Ф.: “Здесь у каждого незримое кольцо в губе. Надо – беру за кольцо и веду к яме”.
Я тоже замечала: заключённые нелепы в своих попытках спрятаться, при этом походя на редиску: у каждого торчит из земли хвост: в любую минуту проходящий по грядке может схватить за этот пучок и вырвать.
Я могу это сделать с любым тут.
Кажется, я знаю, зачем он меня вернул. Ему хочется говорить с женщиной. Ему тут не с кем говорить. Он мог бы говорить с каэрками, но не в состоянии себе позволить этого. Мне так кажется. Ему нужно, чтоб его слушали, и у этой тишины была женская интонация. У меня эта интонация получается.
В остальном, он не любит меня. Я могу себе это сказать.
Иногда мы совсем ничего не делаем и только разговариваем. Я тогда смотрю на его лицо, как на лампу: чувствую тепло, а прикоснуться не могу.
Сапоги жмут.
Пошла и взяла себе другие сапоги, а плевать.
К этим сапогам нужна другая юбка. Почему-то сапоги могу взять, а юбку пока нет. Ничего, дойдёт и до этого.
Вообще надо съездить в Кемь, всё купить. Я очень хочу ему нравиться.
И вот что смешное заметила. Как только наши отношения возобновляются (всерьёз это уже в пятый раз, не считая мелких ссор, и первые ссоры я устраивала всегда сама, теперь думаю – ужасная дура была) – да, так вот, когда мы снова вместе, я с какой-то новой силой и новой страстью начинаю верить в то, что мы делаем здесь, и вообще в революцию, которая, конечно же, не принесла так быстро того, чего ждали.
Все это понимают, даже Ф., который никогда об этом не говорит.
Он говорит только о том, что происходит здесь и сейчас.
Я иногда запоминаю его слова, и когда “политические” пытаются спорить со мной на допросе, я отвечаю им доводами Ф.
Его (а с ним и всю советскую власть) винят в строгости режима, он мне, смеясь, сказал на это недавно:
– А знаешь, как было в 17-м?

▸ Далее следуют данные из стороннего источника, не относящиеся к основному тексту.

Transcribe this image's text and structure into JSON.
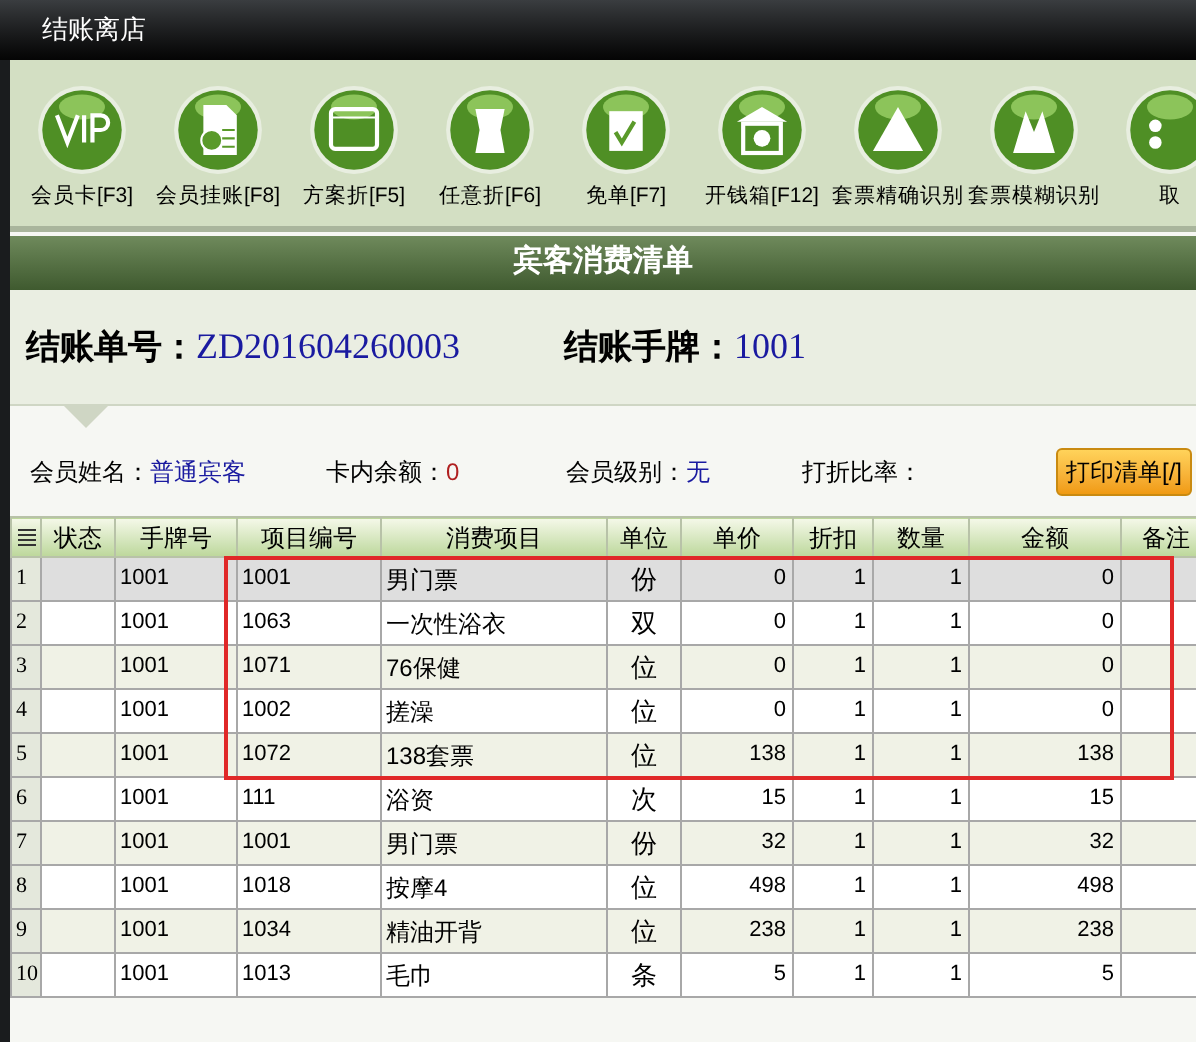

Да, тюрьмы большевики не закрыли, хотя было желание. Но – никаких одиночек, никакого тюремного хамства, никаких прогулок гуськом, да что там – камеры были открыты – ходите, переговаривайтесь… Потом в 18-м мы вообще отменили смертную казнь. Зачем мы вернули, пусть нас спросят. Чтобы убить побольше людей? Вернули, потому что никто не хотел мира, кроме нас. Теперь получается, что мы одни убивали.
А нас не убивали?
(Хотя и он наверняка слышал это от кого-то другого, думаю, от Бокия. В 17-м Ф. лежал в госпитале.)
Ещё о том, почему сюда иногда попадают невиновные (так бывает, я сама знаю несколько случаев).
Ф. говорит (пересказываю как могу), что у большевиков нет возможности дожидаться совершения преступления, поэтому ряд деятелей, склонных к антисоветской деятельности или замеченные в ней, ранее будут в целях безопасности Советского государства задержаны и изолированы.
Его мысли, нет? Без разницы.
Тут все говорят, что невиновны – все поголовно, и иногда за это хочется наказывать: я же знаю их дела, иногда на человеке столько грязи, что его закопать не жалко, но он смотрит на тебя совсем честными глазами. Человек – это такое ужасное.
Белогвардеец Бурцев сидит не за то, что он белогвардеец, а за ряд грабежей в составе им же руководимой банды (а такой аристократ, такой тон). Этот самый поп Иоанн, хоть и обновленец, а сидит за то, что собрал кружок прихожан, превратившийся в антисоветскую подпольную организацию. Поэт Афанасьев (вызывала только что) сел не за свои стихи (к тому же плохие), а за участие в открытии притона для карточных игр, торговли самогоном и проституции.
И ещё про то, что здесь якобы зверская дисциплина.
(На самом деле всё сложнее: иногда зверская, иногда совсем расслаблены вожжи.)
Ф. говорит, что дисциплина неизбежна – иначе будет распад. Политические в Савватьево отлично это доказали. Если бы так, как политических тогда, распустили всех – все бы ходили около вышек, кричали “бараны!” на красноармейцев и болели цингой от скуки.
Я чувствую, что он прав, и когда говорю это “политическим”, или просто любым разумным заключённым (таковых меньшинство), или сексотам, всегда вижу, что они не хотят этого понимать, у них якобы “своя правда”.